I finally decided to open the bottle of Apex Late Harvest Semillon, a pleasantly sweet dessert wine. I’m hoping I can drink enough of it since it doesn’t look like it’ll keep well in the fridge.
There’s been quite a bit of drinking going on in March. Not only on celebratory occasions like Andy and Reggie’s birthday party last weekend (we all suffered horrible hangovers the next day), but also during the week, either at home at the dining table with a decanted Malbec or at the Diesel store at Union Square where I double-fisted vodka and Red Bull cocktails while watching breakdancers from Planet B-Boy do their thing. One way or another, there’s usually some sort of alcoholic beverage in my hand after 5PM. It’s not something to gloat about – I’m only willing to write about drinking so I can perhaps step back and think about what has been good, bad, and ugly about consuming alcoholic beverages. Minus the excessive moments of throwing back shot after shot of nigori followed by long sips of Sapporo (and subsequent embarrassing behavior), I think drinking a nice microbrew at a burger joint or a fancy $14 cocktail with pana cotta at a swanky West Village restaurant are enjoyable ways to pass the time.
And during this time, I’ve developed a fondness for Guiness beer. I used to think that a glass of Guiness would be too thick and too filling (and too caloric), but after a snowboarding trip in February, where I easily downed four glasses alongside a massive burger, I began to crave the silky cream-topped drink at various moments. St. Patrick’s Day was a perfect day to show Guiness some love. My friends and I found ourselves at Ginger Man not too far from our office downing several glasses of Guiness while chomping on greasy Irish sausage with mash potatoes and thick gravy. We ended up at Schiller’s Liquor Bar on the Lower East Side later that night, and I finished the night with a nice crisp Pimm’s Cup. But back to the Guiness – the past couple of days, my co-workers and I have found ourselves at Galway Hooker, another bar close to our office, where we’ve taken advantage of Happy Hour in its waning minutes, ordering Guiness at $4 a pop. It’s a crowded place with unpleasant Midtown finance types, but we’ll take good-priced beer where we can get it.

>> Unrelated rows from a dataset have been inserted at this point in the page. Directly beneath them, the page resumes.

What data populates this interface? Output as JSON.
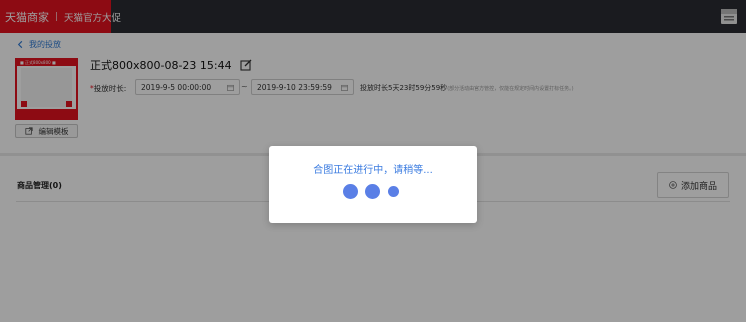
{
  "topbar": {
    "brand": "天猫商家",
    "separator": "|",
    "sub": "天猫官方大促",
    "right_icon": "store-icon",
    "brand_color": "#e4131f"
  },
  "nav": {
    "back_label": "我的投放",
    "back_icon": "chevron-left-icon"
  },
  "thumbnail": {
    "top_text": "■ 正式800x800 ■",
    "edit_template_label": "编辑模板",
    "edit_icon": "external-edit-icon"
  },
  "campaign": {
    "title": "正式800x800-08-23 15:44",
    "title_edit_icon": "edit-icon"
  },
  "duration": {
    "required_mark": "*",
    "label": "投放时长:",
    "start": "2019-9-5 00:00:00",
    "separator": "~",
    "end": "2019-9-10 23:59:59",
    "summary": "投放时长5天23时59分59秒",
    "note": "(部分活动由官方管控，仅能在规定时间内设置打标任务。)",
    "calendar_icon": "calendar-icon"
  },
  "goods": {
    "title": "商品管理(0)",
    "add_label": "添加商品",
    "add_icon": "plus-circle-icon"
  },
  "modal": {
    "message": "合图正在进行中，请稍等...",
    "loading_icon": "loading-dots-icon",
    "accent_color": "#5a7fe6"
  }
}
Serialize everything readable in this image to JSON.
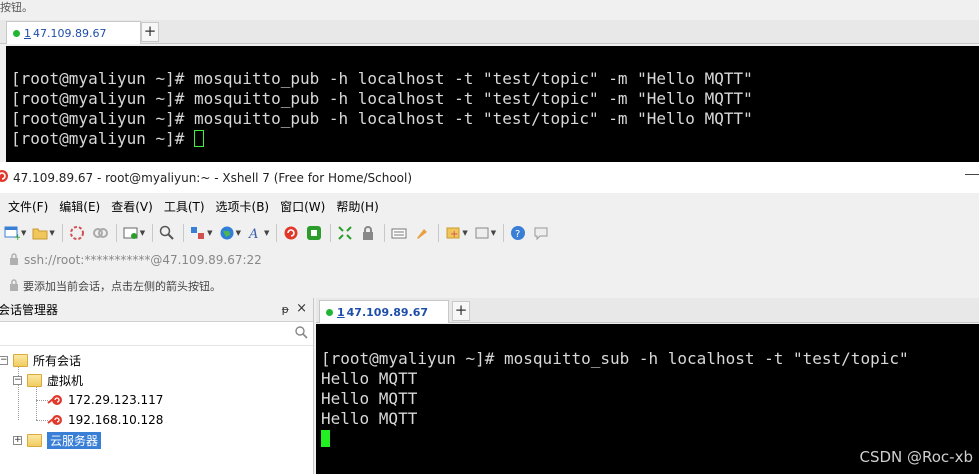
{
  "top_window": {
    "hint": "按钮。",
    "tab": {
      "num": "1",
      "host": "47.109.89.67"
    },
    "terminal_lines": [
      "[root@myaliyun ~]# mosquitto_pub -h localhost -t \"test/topic\" -m \"Hello MQTT\"",
      "[root@myaliyun ~]# mosquitto_pub -h localhost -t \"test/topic\" -m \"Hello MQTT\"",
      "[root@myaliyun ~]# mosquitto_pub -h localhost -t \"test/topic\" -m \"Hello MQTT\"",
      "[root@myaliyun ~]# "
    ]
  },
  "window": {
    "title": "47.109.89.67 - root@myaliyun:~ - Xshell 7 (Free for Home/School)"
  },
  "menu": [
    "文件(F)",
    "编辑(E)",
    "查看(V)",
    "工具(T)",
    "选项卡(B)",
    "窗口(W)",
    "帮助(H)"
  ],
  "address": "ssh://root:***********@47.109.89.67:22",
  "hint": "要添加当前会话，点击左侧的箭头按钮。",
  "session_manager": {
    "title": "会话管理器",
    "pin": "ᵽ",
    "close": "×",
    "tree": {
      "all": "所有会话",
      "vm": "虚拟机",
      "hosts": [
        "172.29.123.117",
        "192.168.10.128"
      ],
      "cloud": "云服务器"
    }
  },
  "main_tab": {
    "num": "1",
    "host": "47.109.89.67"
  },
  "main_terminal_lines": [
    "[root@myaliyun ~]# mosquitto_sub -h localhost -t \"test/topic\"",
    "Hello MQTT",
    "Hello MQTT",
    "Hello MQTT"
  ],
  "watermark": "CSDN @Roc-xb",
  "colors": {
    "tab_dot": "#21b534",
    "cursor": "#22f022",
    "selection": "#3a7fd6",
    "terminal_bg": "#000000"
  }
}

Aside from the drinking, March has been a month of healthy running. I competed in my first race since high school, taking part in a 4-mile race for the Colon Cancer Challenge in Central Park a few weeks ago. It was in frigid 32-degree weather, and there were moments when I entertained thoughts of giving up, but I surprised myself and finished the race in just over 33 minutes (8:17/mile split), way below the 36 or so minutes I had expected for myself. I’m currently training (hopefully harder next week) for a 6-mile trail run in early April. While I am no way in great shape, it’s been rewarding to feel my body become more and more accustomed to running. I notice it most now on my run up the hill to Prospect Park. It’s about four avenues on a not-so-subtle incline, and what used to leave me gasping for air by the third avenue has become a nice little warm-up by the time I reach the park. I don’t think I’ll ever pursue something as punishing as the marathon, but I can see myself running more of these mini 4 and 6-mile races in coming years.
While drinking alcohol and running may not be perfectly complementary activities, eating pairs well with both. I’ve become more obsessive about what I eat these days. Aside from a late-night drunken binge at Waffle House in Atlanta a few weeks ago (the grits tasted like Elmer’s glue), I’ve been more discriminating about my food. This week, for example, Melanie and I have made a concerted effort to not eat out. Although we did succumb to a Brooklyn Restaurant Week dinner at Rose Water last night, we’ve been good about making our own meals. Today, for example, I made a white bean salad that included zucchini, tomato, basil, and chorizo which lasted for lunch and dinner. Tomorrow, I plan on making a sandwich with sopressata, roasted peppers, goat cheese, and baby arugula (if only I had a panini press!). Making my own meals has been both therapeutic and great exercises in creativity and efficiency. Rather than relying strictly on recipes, I’ve tried to make do with available ingredients, forcing myself to come up with workable combinations while making sure perishables are used before they go to waste. Melanie’s been especially good at this – she made an excellent loaf of banana bread from browning bananas and a delicious pasta sauce using frozen bacon. Next week, I think I’ll try to branch out into some more unfamiliar ingredients – perhaps duck or fish?
A few more glasses, and I should be done with the Late Harvest bottle. And then it’ll be time for sleep, perhaps a run tomorrow morning, and a sandwich-making session. I forgot to mention – sleep is real good these days, too.